Anyway, she asked me to think about what the person I am today would say to the person I was then. That's a tricky one, partly because I find it quite hard to think of how I was then, I don't like how it makes me feel. I was desperately trying to keep it together. I wanted, in fact I needed, to be perfect, to be the absolute best in every aspect of my life. The best mother, the best wife, the best employee, have a beautifully clean house, be happy all the time...........guess what? In trying so hard none of those things were working out. I was killing myself with guilt all the time. At work I felt guilty because I should be at home, at home I thought about work. I wasn't able to relax with my son (we just had D at the time) because I was too busy thinking about what else I should be doing. I was frustrated by how much he needed me and felt incredibly trapped and angry. I found it impossible to relax, and was so wound up all the time that I was constantly tired. Anxiety is a huge drain on energy! I would snap at Hubby for nothing, and despite being unable to make time for myself (again, down to guilt - what class of a mother wants time to herself??!), deeply resented every second he took, which was so incredibly unfair. I was desperately lonely, I hadn't yet met many of the lovely people I now know, and wasn't aware that I was also very depressed. To conclude, I was not happy, and in my head it was all my own fault.

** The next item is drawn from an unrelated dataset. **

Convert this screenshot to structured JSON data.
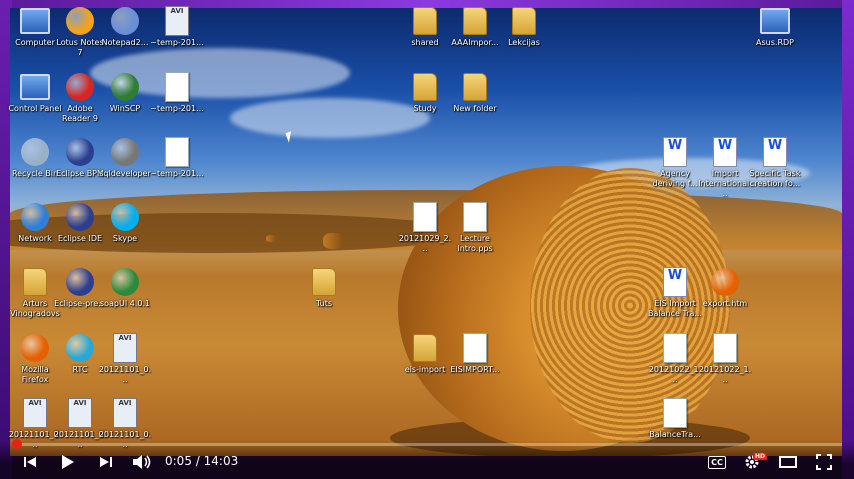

So, what would I say to that person if I met her today? Slow down. It's ok to want and need time to yourself. Feck the housework, it'll just get dirty again. Try not to be so invested in work. Hug that wonderful man of yours, let him know how much you love him! Know that although things are hard now, it won't always be like this. It won't always be easy either, but beating yourself up never helps. Mostly I think me now would give me then a huge hug, and recognise how hard things were. More than anything, I think I wanted someone to see just how much I was struggling and make it better, but I couldn't let it show, and I didn't know how to look after myself. I desperately wanted to be looked after, I felt like I was drowning. The big difference now? I've realised that it's ok to look after myself. More than that, it's necessary. If I don't look after myself, I'm no good to anyone else. There are still too many days when I forget, when guilt or stress or depression or a multitude of other things will take priority. But I'm starting to recognise the signs of when I've been neglecting myself, and that's progress that I'm very happy with. All I have to do now is keep working on it!!